Pakistani high-altitude mountaineer Samina Baig sets eyes on mighty K2


Fri, Sep 20, 2019
Facebook/Samina Baig (@saminabaig.pakistani)/via

KARACHI: In 2013, she became Pakistan’s first woman to climb the Mount Everest. Next year, at the age of 24, Samina Baig captured all seven summits.

Now 29, Samina has set her eyes on mighty K2, which she considers hardest peak to climb in the world.

Samina told The News on Friday that climbing K2 has always been her dream and she’s planning to do so for last two years but she hasn’t got enough support for the expedition.

“My dream is to climb K2, it has been two years I am planning for it,” she said. “Unfortunately, I haven’t got enough support but I am not giving up on my dream.”

Although the Everest is 237-metre taller, K2 is widely perceived to be a far harder climb.

According to reports, the K2 ranks as one of the most dangerous mountains in the world to climb. It is estimated that 74 of the K2's 280 summiteers have died, meaning that 26 percent of those who reached the top died on the way back down.

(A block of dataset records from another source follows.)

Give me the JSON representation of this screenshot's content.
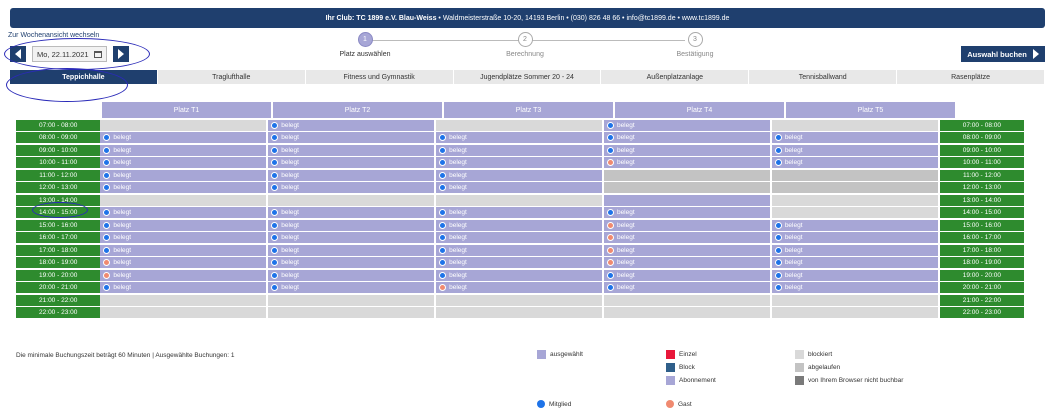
{
  "header": {
    "club": "Ihr Club: TC 1899 e.V. Blau-Weiss",
    "contact": "• Waldmeisterstraße 10-20, 14193 Berlin • (030) 826 48 66 • info@tc1899.de • www.tc1899.de"
  },
  "week_label": "Zur Wochenansicht wechseln",
  "date": "Mo, 22.11.2021",
  "steps": [
    {
      "num": "1",
      "label": "Platz auswählen"
    },
    {
      "num": "2",
      "label": "Berechnung"
    },
    {
      "num": "3",
      "label": "Bestätigung"
    }
  ],
  "book_button": "Auswahl buchen",
  "tabs": [
    "Teppichhalle",
    "Traglufthalle",
    "Fitness und Gymnastik",
    "Jugendplätze Sommer 20 - 24",
    "Außenplatzanlage",
    "Tennisballwand",
    "Rasenplätze"
  ],
  "courts": [
    "Platz T1",
    "Platz T2",
    "Platz T3",
    "Platz T4",
    "Platz T5"
  ],
  "times": [
    "07:00 - 08:00",
    "08:00 - 09:00",
    "09:00 - 10:00",
    "10:00 - 11:00",
    "11:00 - 12:00",
    "12:00 - 13:00",
    "13:00 - 14:00",
    "14:00 - 15:00",
    "15:00 - 16:00",
    "16:00 - 17:00",
    "17:00 - 18:00",
    "18:00 - 19:00",
    "19:00 - 20:00",
    "20:00 - 21:00",
    "21:00 - 22:00",
    "22:00 - 23:00"
  ],
  "booked_label": "belegt",
  "schedule": [
    [
      "e",
      "bb",
      "e",
      "bb",
      "e"
    ],
    [
      "bb",
      "bb",
      "bb",
      "bb",
      "bb"
    ],
    [
      "bb",
      "bb",
      "bb",
      "bb",
      "bb"
    ],
    [
      "bb",
      "bb",
      "bb",
      "bo",
      "bb"
    ],
    [
      "bb",
      "bb",
      "bb",
      "g",
      "g"
    ],
    [
      "bb",
      "bb",
      "bb",
      "g",
      "g"
    ],
    [
      "e",
      "e",
      "e",
      "b",
      "e"
    ],
    [
      "bb",
      "bb",
      "bb",
      "bb",
      "e"
    ],
    [
      "bb",
      "bb",
      "bb",
      "bo",
      "bb"
    ],
    [
      "bb",
      "bb",
      "bb",
      "bo",
      "bb"
    ],
    [
      "bb",
      "bb",
      "bb",
      "bo",
      "bb"
    ],
    [
      "bo",
      "bb",
      "bb",
      "bo",
      "bb"
    ],
    [
      "bo",
      "bb",
      "bb",
      "bb",
      "bb"
    ],
    [
      "bb",
      "bb",
      "bo",
      "bb",
      "bb"
    ],
    [
      "e",
      "e",
      "e",
      "e",
      "e"
    ],
    [
      "e",
      "e",
      "e",
      "e",
      "e"
    ]
  ],
  "footer_text": "Die minimale Buchungszeit beträgt 60 Minuten | Ausgewählte Buchungen: 1",
  "legend": {
    "selected": "ausgewählt",
    "single": "Einzel",
    "block": "Block",
    "subscription": "Abonnement",
    "blocked": "blockiert",
    "expired": "abgelaufen",
    "not_bookable": "von Ihrem Browser nicht buchbar",
    "member": "Mitglied",
    "guest": "Gast"
  },
  "colors": {
    "navy": "#1f3f6e",
    "green": "#2e8b2e",
    "booked": "#a7a6d6",
    "empty": "#d9d9d9",
    "grey": "#c3c3c3",
    "member": "#1e73e8",
    "guest": "#f08a70",
    "single": "#e8173a",
    "block": "#2f5f8a"
  }
}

And Samina is aware of this challenge.

“The K2 is the most toughest out of all peaks in the world, by all aspects,” Samina highlighted.

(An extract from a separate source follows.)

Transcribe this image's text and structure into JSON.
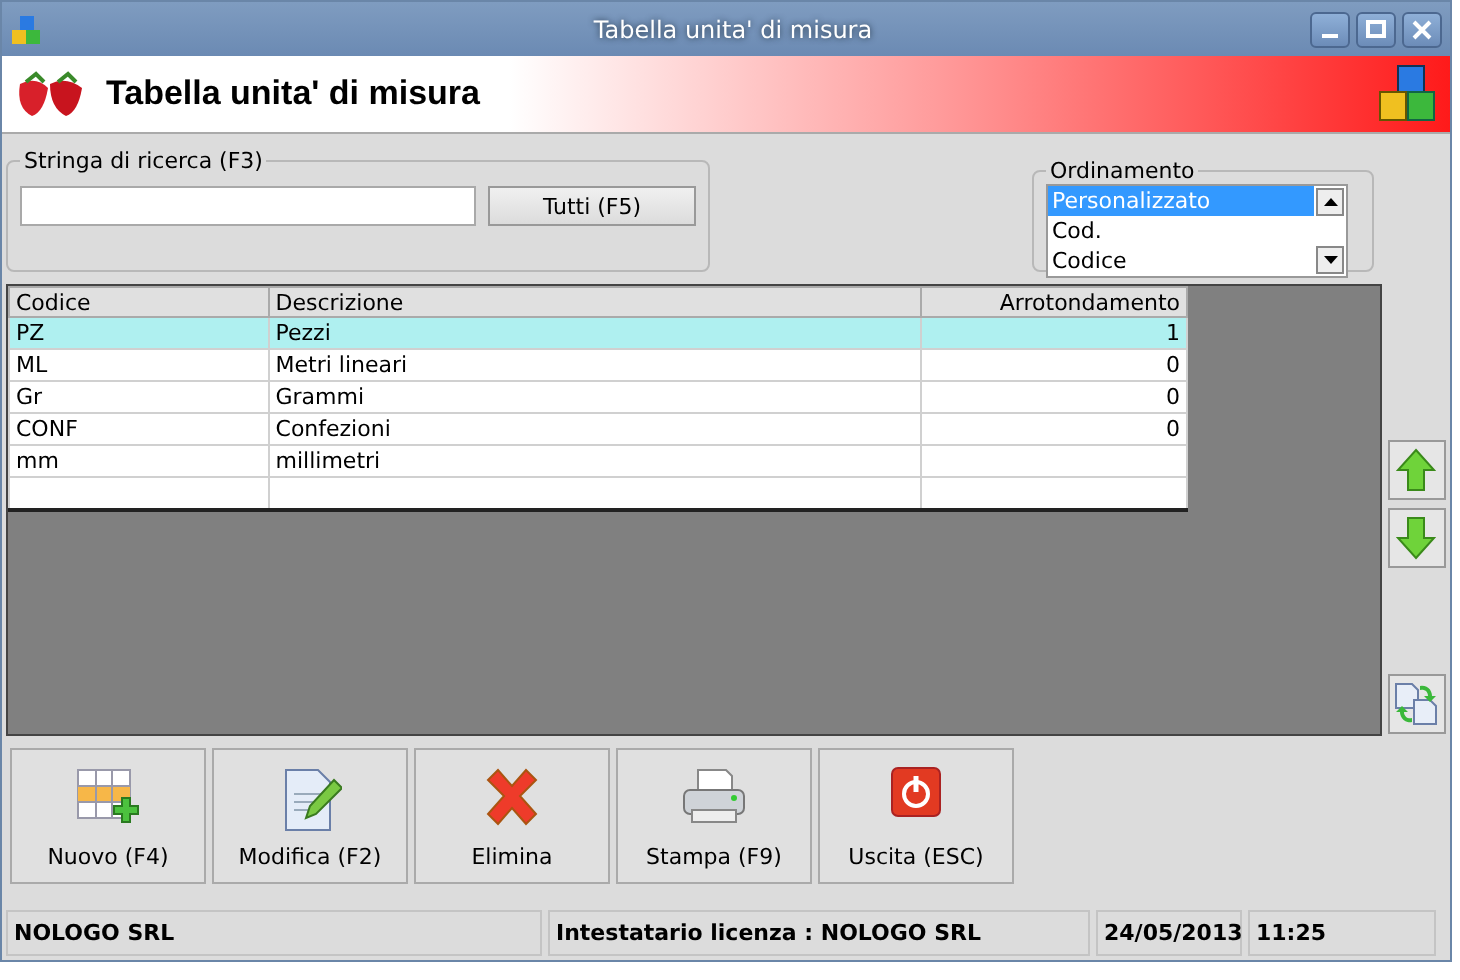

Samina added that it is disappointing that despite bringing laurels, the sport of mountaineering isn’t getting the due support.

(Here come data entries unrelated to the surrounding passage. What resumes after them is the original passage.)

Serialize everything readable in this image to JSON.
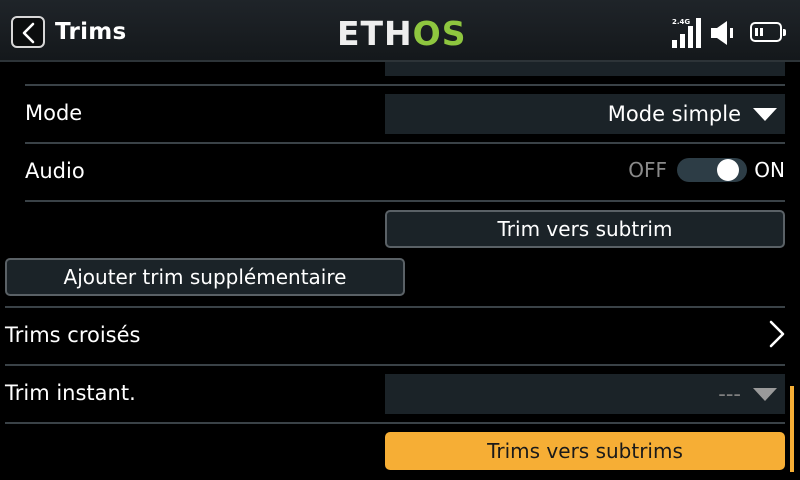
{
  "header": {
    "title": "Trims",
    "logo_part1": "ETH",
    "logo_part2": "OS",
    "signal_label": "2.4G"
  },
  "settings": {
    "mode_label": "Mode",
    "mode_value": "Mode simple",
    "audio_label": "Audio",
    "audio_off": "OFF",
    "audio_on": "ON",
    "audio_state": "ON",
    "trim_to_subtrim": "Trim vers subtrim",
    "add_extra_trim": "Ajouter trim supplémentaire",
    "cross_trims_label": "Trims croisés",
    "instant_trim_label": "Trim instant.",
    "instant_trim_value": "---",
    "trims_to_subtrims": "Trims vers subtrims"
  },
  "colors": {
    "accent": "#f6ae35",
    "logo_green": "#8ec63f",
    "field_bg": "#1b2328",
    "background": "#000000"
  },
  "icons": {
    "back": "chevron-left-icon",
    "signal": "signal-bars-icon",
    "volume": "speaker-icon",
    "battery": "battery-icon",
    "dropdown": "triangle-down-icon",
    "navigate": "chevron-right-icon"
  }
}
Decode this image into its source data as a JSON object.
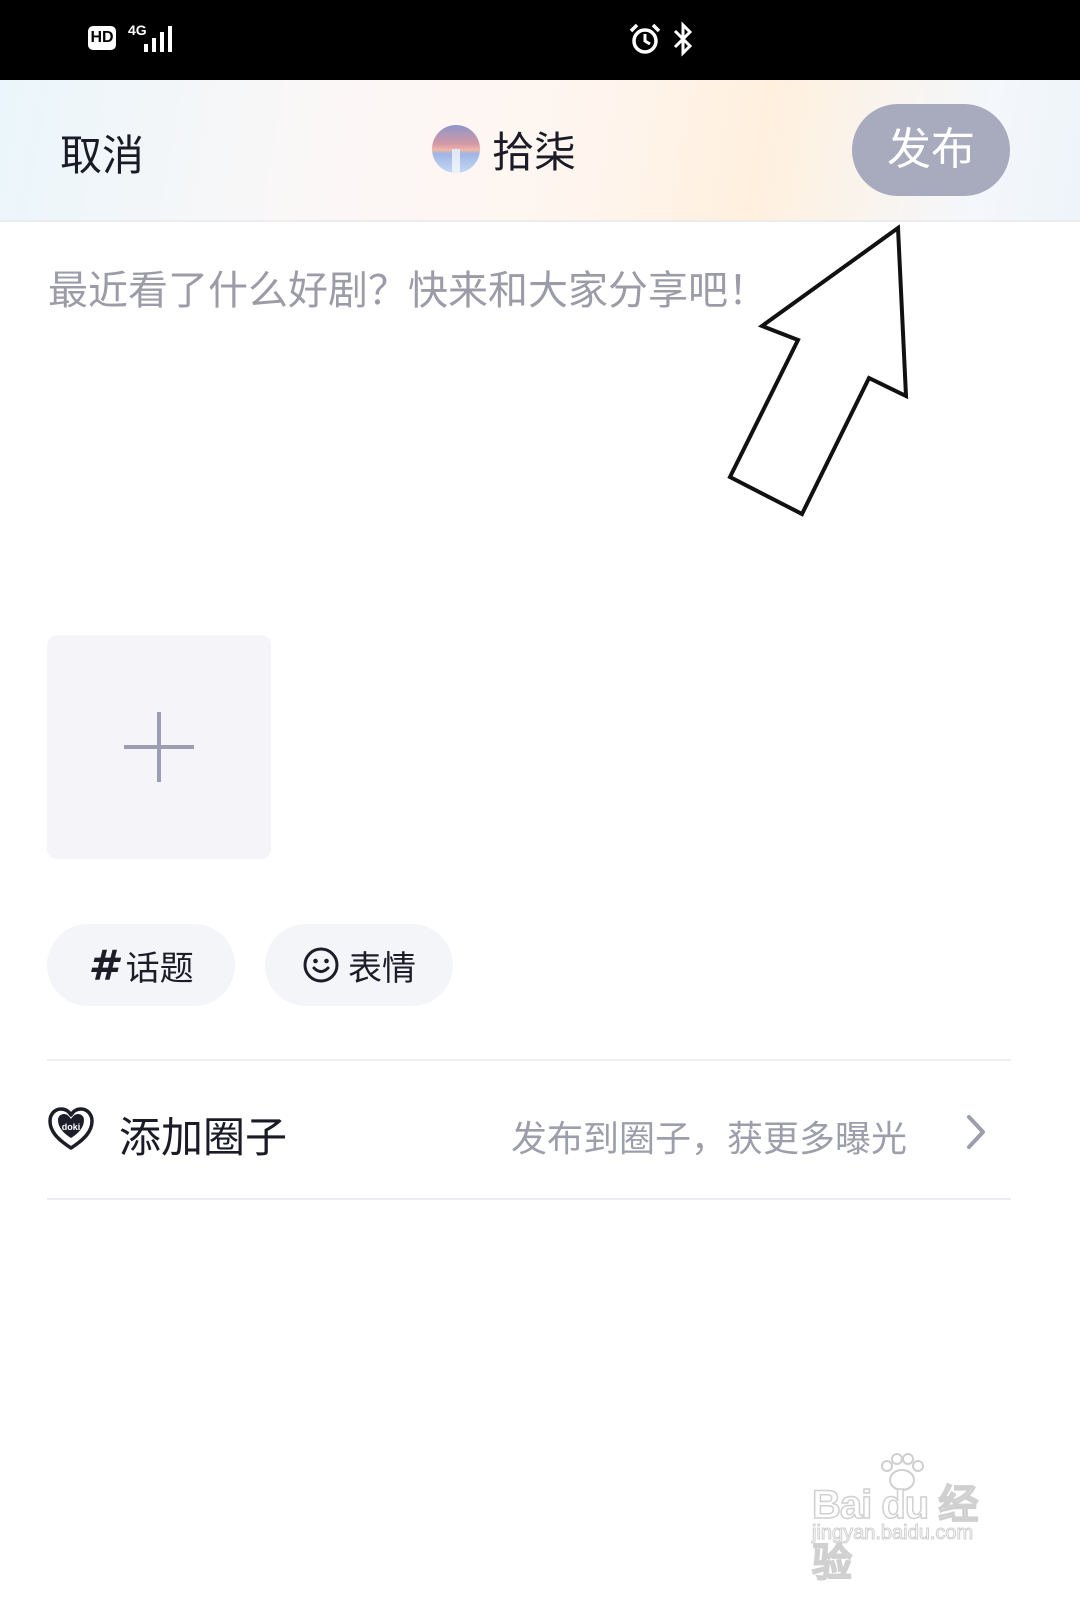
{
  "status_bar": {
    "hd_badge": "HD",
    "network": "4G",
    "icons": [
      "signal-icon",
      "alarm-icon",
      "bluetooth-icon"
    ]
  },
  "header": {
    "cancel_label": "取消",
    "username": "拾柒",
    "publish_label": "发布"
  },
  "composer": {
    "placeholder": "最近看了什么好剧？快来和大家分享吧！",
    "value": ""
  },
  "media": {
    "add_icon": "plus-icon"
  },
  "chips": {
    "topic_label": "话题",
    "emoji_label": "表情"
  },
  "circle": {
    "title": "添加圈子",
    "hint": "发布到圈子，获更多曝光",
    "icon_text": "doki"
  },
  "watermark": {
    "brand": "Bai du 经验",
    "url": "jingyan.baidu.com"
  },
  "colors": {
    "publish_bg": "#a8aabd",
    "chip_bg": "#f4f5f8",
    "hint_text": "#9d9eab",
    "placeholder_text": "#9c9ca8"
  }
}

“Last year, we were planning to take Pakistan’s first-ever women’s team to Everest. It would’ve been country’s first women expedition to the Everest but it couldn’t work as we did not get any support,” she said.

“We haven’t given up, we are still looking forward and trying to get support from various quarters,” Samina said.

The mountaineer highlighted that since her summit to the Everest, a lot of women mountaineers have joined in and are doing good for country.

“We have come a long way, a lot of youth — especially women are now taking interest in mountaineering, we get equal participation from women in our training camps and there are women who have climbed 6,700 peaks, so it is a wonderful thing,” she explained.

“It is important to support women in adventure sport. World recognises this sport but in Pakistan nobody cares,” Samina emphasised.

Hailing from a small village in Gilgit-Baltistan region, Samina said her achievement has also encouraged other girls of her village to excel in sports and other activities.

“Before 2013, there was not much awareness about sports, but since I summit Mount Everest it gave other women a motivation that they could also achieve something in their respective field,” she said.

“And not only mountaineering, it is heartening to see girls in GB generally taking part in sports, sports like football and volleyball as well,” she concluded.